The mural paintings of Potala are threatened by humidity, the application of lacquer varnish in the 1960s and 70s, alteration of the original appearance due to excessive "retouching", and smoke from yak butter lamps. It was noted that, under the China-Norway-UNESCO cooperative project for the preservation of Tibetan cultural properties, a training course on mural painting restoration techniques has been proposed and is now pending approval by the Chinese authorities.

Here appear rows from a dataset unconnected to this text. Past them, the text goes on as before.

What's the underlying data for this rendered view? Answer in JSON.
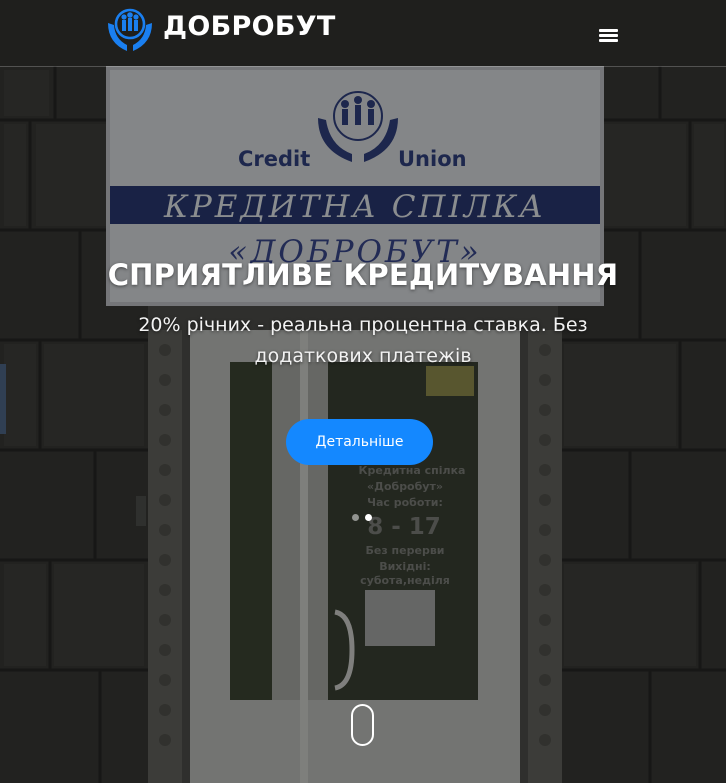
{
  "header": {
    "brand_name": "ДОБРОБУТ",
    "logo_icon": "hands-family-icon",
    "menu_icon": "hamburger-menu-icon"
  },
  "background": {
    "description_icon": "office-entrance-photo",
    "sign_top": "Credit Union",
    "sign_middle": "КРЕДИТНА СПІЛКА",
    "sign_bottom": "«ДОБРОБУТ»",
    "door_notice": {
      "line1": "Кредитна спілка",
      "line2": "«Добробут»",
      "line3": "Час роботи:",
      "line4": "8 - 17",
      "line5": "Без перерви",
      "line6": "Вихідні:",
      "line7": "субота,неділя"
    }
  },
  "slide": {
    "title": "СПРИЯТЛИВЕ КРЕДИТУВАННЯ",
    "subtitle": "20% річних - реальна процентна ставка. Без додаткових платежів",
    "button_label": "Детальніше"
  },
  "carousel": {
    "slides_count": 2,
    "active_index": 1
  },
  "scroll_indicator": "scroll-mouse-icon",
  "colors": {
    "accent": "#1488ff",
    "text": "#ffffff"
  }
}
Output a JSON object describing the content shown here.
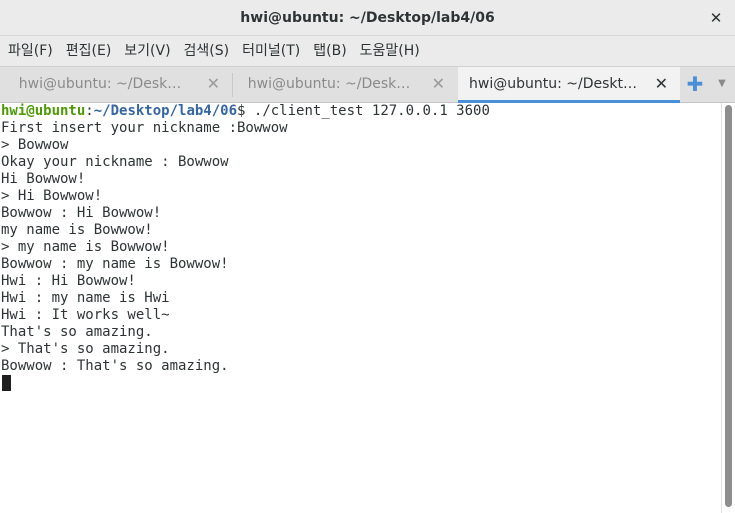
{
  "window": {
    "title": "hwi@ubuntu: ~/Desktop/lab4/06",
    "close_label": "✕"
  },
  "menu": [
    "파일(F)",
    "편집(E)",
    "보기(V)",
    "검색(S)",
    "터미널(T)",
    "탭(B)",
    "도움말(H)"
  ],
  "tabs": [
    {
      "label": "hwi@ubuntu: ~/Desk…",
      "close": "✕",
      "active": false
    },
    {
      "label": "hwi@ubuntu: ~/Desk…",
      "close": "✕",
      "active": false
    },
    {
      "label": "hwi@ubuntu: ~/Deskt…",
      "close": "✕",
      "active": true
    }
  ],
  "tab_controls": {
    "new_tab": "✚",
    "menu": "▼"
  },
  "terminal": {
    "prompt": {
      "user": "hwi@ubuntu",
      "colon": ":",
      "path": "~/Desktop/lab4/06",
      "symbol": "$ ",
      "command": "./client_test 127.0.0.1 3600"
    },
    "lines": [
      "First insert your nickname :Bowwow",
      "> Bowwow",
      "Okay your nickname : Bowwow",
      "Hi Bowwow!",
      "> Hi Bowwow!",
      "Bowwow : Hi Bowwow!",
      "my name is Bowwow!",
      "> my name is Bowwow!",
      "Bowwow : my name is Bowwow!",
      "Hwi : Hi Bowwow!",
      "Hwi : my name is Hwi",
      "Hwi : It works well~",
      "That's so amazing.",
      "> That's so amazing.",
      "Bowwow : That's so amazing."
    ]
  },
  "colors": {
    "prompt_user": "#4e9a06",
    "prompt_path": "#3465a4",
    "active_tab_accent": "#4a90d9"
  }
}
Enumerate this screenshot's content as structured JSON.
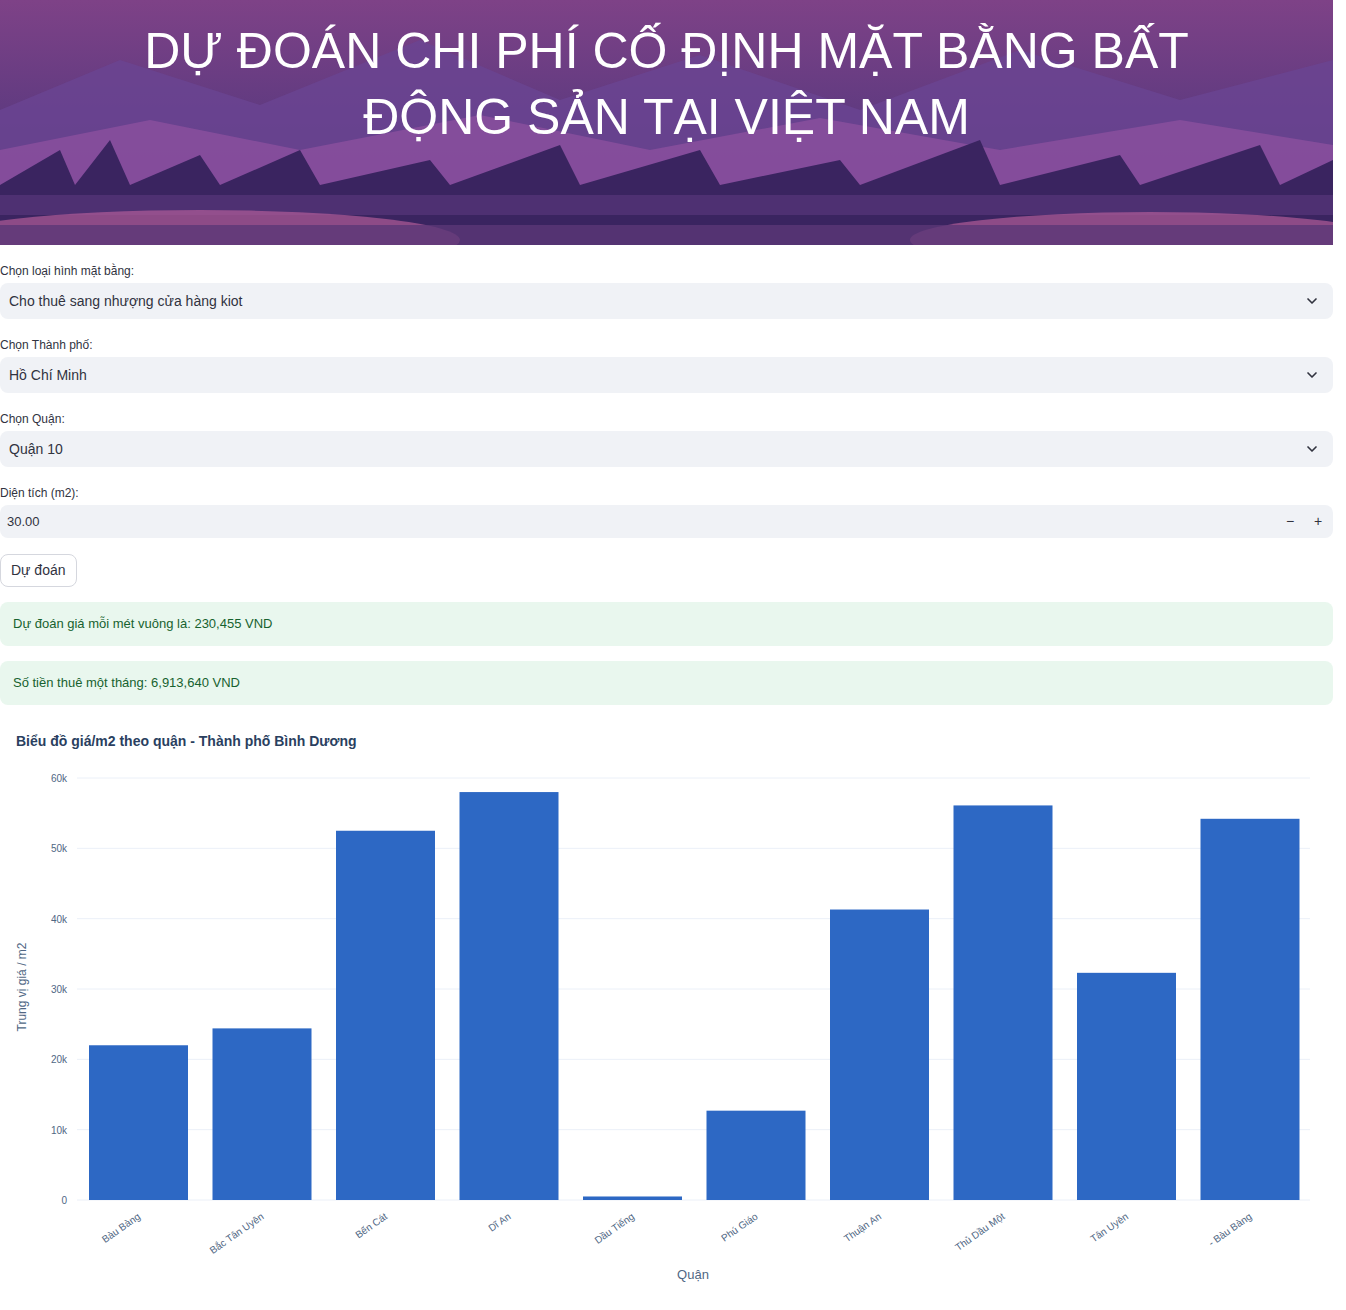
{
  "banner": {
    "title_lines": [
      "DỰ ĐOÁN CHI PHÍ CỐ ĐỊNH MẶT BẰNG BẤT",
      "ĐỘNG SẢN TẠI VIỆT NAM"
    ]
  },
  "form": {
    "fields": [
      {
        "label": "Chọn loại hình mặt bằng:",
        "value": "Cho thuê sang nhượng cửa hàng kiot",
        "kind": "select"
      },
      {
        "label": "Chọn Thành phố:",
        "value": "Hồ Chí Minh",
        "kind": "select"
      },
      {
        "label": "Chọn Quận:",
        "value": "Quận 10",
        "kind": "select"
      },
      {
        "label": "Diện tích (m2):",
        "value": "30.00",
        "kind": "number",
        "decrement": "−",
        "increment": "+"
      }
    ]
  },
  "button": "Dự đoán",
  "results": [
    "Dự đoán giá mỗi mét vuông là: 230,455 VND",
    "Số tiền thuê một tháng: 6,913,640 VND"
  ],
  "chart": {
    "title": "Biểu đồ giá/m2 theo quận - Thành phố Bình Dương",
    "y_axis_title": "Trung vị giá / m2",
    "x_axis_title": "Quận",
    "y_ticks": [
      "0",
      "10k",
      "20k",
      "30k",
      "40k",
      "50k",
      "60k"
    ],
    "y_tick_values": [
      0,
      10000,
      20000,
      30000,
      40000,
      50000,
      60000
    ],
    "categories": [
      "Bàu Bàng",
      "Bắc Tân Uyên",
      "Bến Cát",
      "Dĩ An",
      "Dầu Tiếng",
      "Phú Giáo",
      "Thuận An",
      "Thủ Dầu Một",
      "Tân Uyên",
      "- Bàu Bàng"
    ],
    "values": [
      22000,
      24400,
      52500,
      58000,
      500,
      12700,
      41300,
      56100,
      32300,
      54200
    ]
  }
}
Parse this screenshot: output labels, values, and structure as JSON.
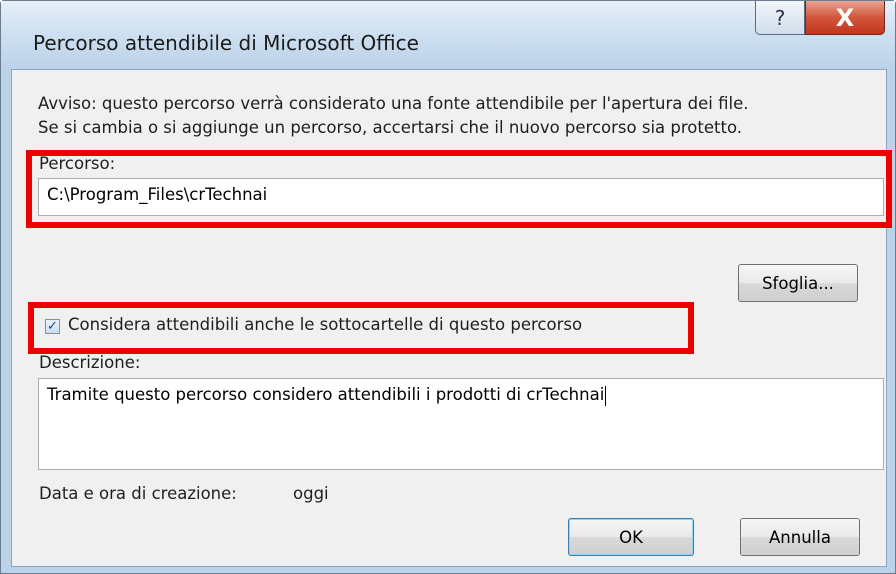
{
  "dialog": {
    "title": "Percorso attendibile di Microsoft Office",
    "help_glyph": "?",
    "close_glyph": "X"
  },
  "warning": {
    "line1": "Avviso: questo percorso verrà considerato una fonte attendibile per l'apertura dei file.",
    "line2": "Se si cambia o si aggiunge un percorso, accertarsi che il nuovo percorso sia protetto."
  },
  "path": {
    "label": "Percorso:",
    "value": "C:\\Program_Files\\crTechnai"
  },
  "browse_button": {
    "label": "Sfoglia..."
  },
  "subfolders": {
    "checked": true,
    "label": "Considera attendibili anche le sottocartelle di questo percorso"
  },
  "description": {
    "label": "Descrizione:",
    "value": "Tramite questo percorso considero attendibili i prodotti di crTechnai"
  },
  "created": {
    "label": "Data e ora di creazione:",
    "value": "oggi"
  },
  "ok_button": {
    "label": "OK"
  },
  "cancel_button": {
    "label": "Annulla"
  },
  "colors": {
    "highlight": "#ef0000",
    "title_bar": "#bcd2e9",
    "close_button": "#c0361d"
  }
}
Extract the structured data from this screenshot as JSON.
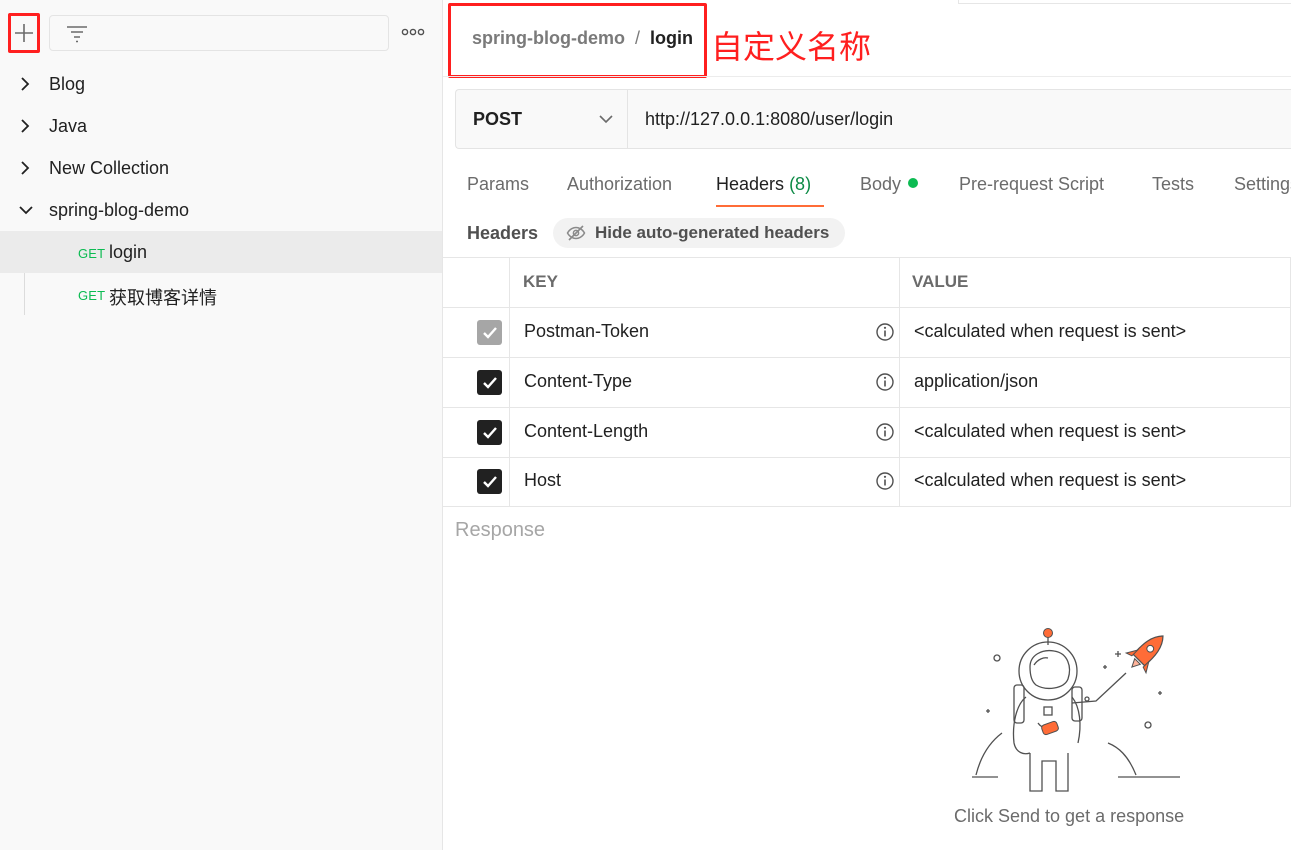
{
  "sidebar": {
    "new_button_icon": "plus-icon",
    "filter_icon": "filter-icon",
    "more_icon": "more-horizontal-icon",
    "collections": [
      {
        "label": "Blog",
        "expanded": false
      },
      {
        "label": "Java",
        "expanded": false
      },
      {
        "label": "New Collection",
        "expanded": false
      },
      {
        "label": "spring-blog-demo",
        "expanded": true
      }
    ],
    "requests": [
      {
        "method": "GET",
        "label": "login",
        "active": true
      },
      {
        "method": "GET",
        "label": "获取博客详情",
        "active": false
      }
    ]
  },
  "header": {
    "breadcrumb_collection": "spring-blog-demo",
    "breadcrumb_separator": "/",
    "breadcrumb_request": "login",
    "annotation": "自定义名称"
  },
  "request": {
    "method": "POST",
    "url": "http://127.0.0.1:8080/user/login"
  },
  "tabs": {
    "params": "Params",
    "authorization": "Authorization",
    "headers": "Headers",
    "headers_count": "(8)",
    "body": "Body",
    "pre_request": "Pre-request Script",
    "tests": "Tests",
    "settings": "Settings",
    "active": "Headers"
  },
  "headers_section": {
    "title": "Headers",
    "toggle_label": "Hide auto-generated headers",
    "columns": {
      "key": "KEY",
      "value": "VALUE"
    },
    "rows": [
      {
        "key": "Postman-Token",
        "value": "<calculated when request is sent>",
        "checked": true,
        "disabled": true
      },
      {
        "key": "Content-Type",
        "value": "application/json",
        "checked": true,
        "disabled": false
      },
      {
        "key": "Content-Length",
        "value": "<calculated when request is sent>",
        "checked": true,
        "disabled": false
      },
      {
        "key": "Host",
        "value": "<calculated when request is sent>",
        "checked": true,
        "disabled": false
      }
    ]
  },
  "response": {
    "label": "Response",
    "empty_message": "Click Send to get a response"
  },
  "colors": {
    "accent": "#ff6c37",
    "get_method": "#0cbb52",
    "annotation_red": "#ff1f1f"
  }
}
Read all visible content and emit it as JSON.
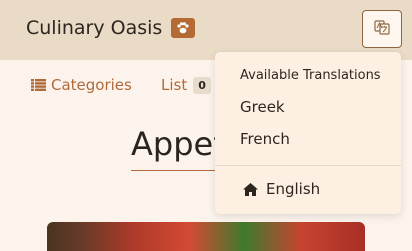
{
  "navbar": {
    "brand": "Culinary Oasis",
    "brand_badge_icon": "paw-icon",
    "translate_icon": "translate-icon",
    "accent_color": "#b46a34"
  },
  "subnav": {
    "categories_label": "Categories",
    "categories_icon": "list-icon",
    "list_label": "List",
    "list_count": "0"
  },
  "main": {
    "title": "Appet"
  },
  "translations": {
    "header": "Available Translations",
    "options": [
      "Greek",
      "French"
    ],
    "current": "English",
    "current_icon": "home-icon"
  }
}
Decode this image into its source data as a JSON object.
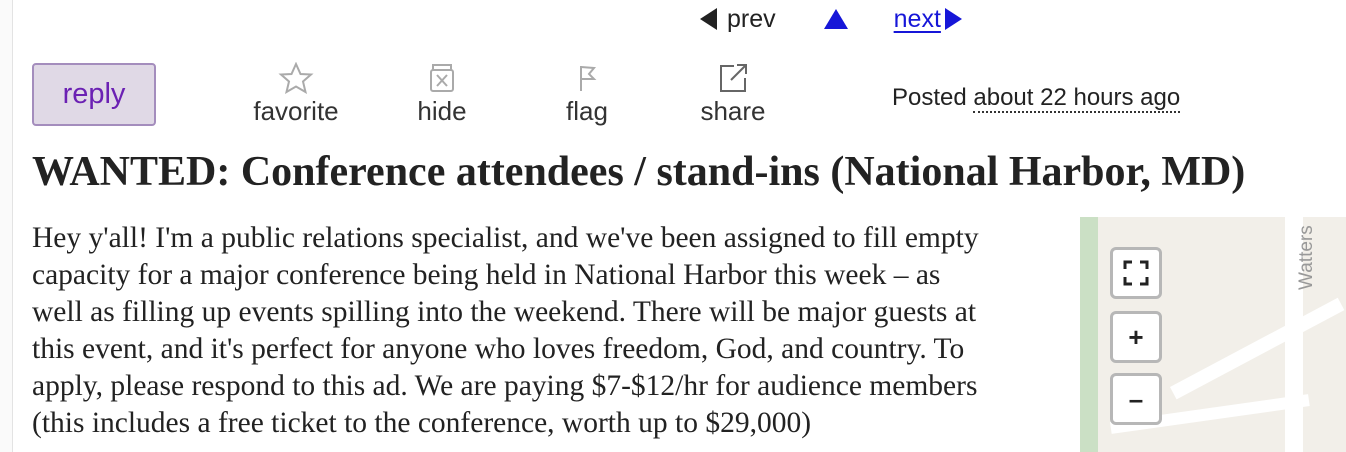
{
  "nav": {
    "prev_label": "prev",
    "next_label": "next"
  },
  "actions": {
    "reply_label": "reply",
    "favorite_label": "favorite",
    "hide_label": "hide",
    "flag_label": "flag",
    "share_label": "share"
  },
  "posting": {
    "posted_prefix": "Posted",
    "posted_time": "about 22 hours ago",
    "title": "WANTED: Conference attendees / stand-ins (National Harbor, MD)",
    "body_lines": [
      "Hey y'all! I'm a public relations specialist, and we've been assigned to fill empty",
      "capacity for a major conference being held in National Harbor this week – as",
      "well as filling up events spilling into the weekend. There will be major guests at",
      "this event, and it's perfect for anyone who loves freedom, God, and country. To",
      "apply, please respond to this ad. We are paying $7-$12/hr for audience members",
      "(this includes a free ticket to the conference, worth up to $29,000)"
    ]
  },
  "map": {
    "street_label": "Watters",
    "zoom_in_label": "+",
    "zoom_out_label": "–"
  },
  "colors": {
    "link": "#1616d8",
    "reply_bg": "#e0d9e6",
    "reply_border": "#a48dbd",
    "reply_text": "#6b21b3",
    "icon_gray": "#aaaaaa"
  },
  "icons": [
    "arrow-left-icon",
    "arrow-up-icon",
    "arrow-right-icon",
    "star-icon",
    "hide-icon",
    "flag-icon",
    "share-icon",
    "fullscreen-icon"
  ]
}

The Committee was informed that the Delegate of China to the Committee, attending the twentieth extraordinary session of the Bureau as observer, indicated that the preservation of Tibetan cultural heritage has been one of the highest priorities of China. He expressed his Government's appreciation for the UNESCO World Heritage Centre's technical assistance and the mobilization of international cooperation to support the Government's preservation efforts. He indicated that the Chinese authorities were in favour of the extension of the Potala Palace World Heritage Site to include Jokhang Temple and the surrounding historic area, as recommended by the Committee. He also informed the Bureau that the proposed China-Norway-UNESCO cooperative project, in which a mural painting restoration training course is planned, is being carefully examined by the Chinese authorities.
The Representative of ICCROM and a number of Bureau members offered their expertise and interest in participating in mural painting conservation activities.
The Committee took note of the report of the Secretariat, and:
(a) encouraged the Chinese authorities to strengthen cooperation with the UNESCO World Heritage Centre's Programme for the Safeguarding and Development of Historic Cities of Asia, notably in the re-evaluation of the Lhasa Urban Master Plan to integrate the preservation of the historic urban fabric as part of the overall urban development plan, and to develop technical guidelines on conservation practice of historic buildings;
(b) encouraged the Chinese authorities to strengthen international cooperation in mural painting conservation activities and in other fields in the preservation of Tibetan cultural heritage within the framework of the World Heritage Convention;
(c) encouraged the Chinese authorities to consider the extension of the World Heritage protected area to cover Jokhang Temple and the historic centre of Barkor, as recommended by the Committee at its eighteenth session in December 1994.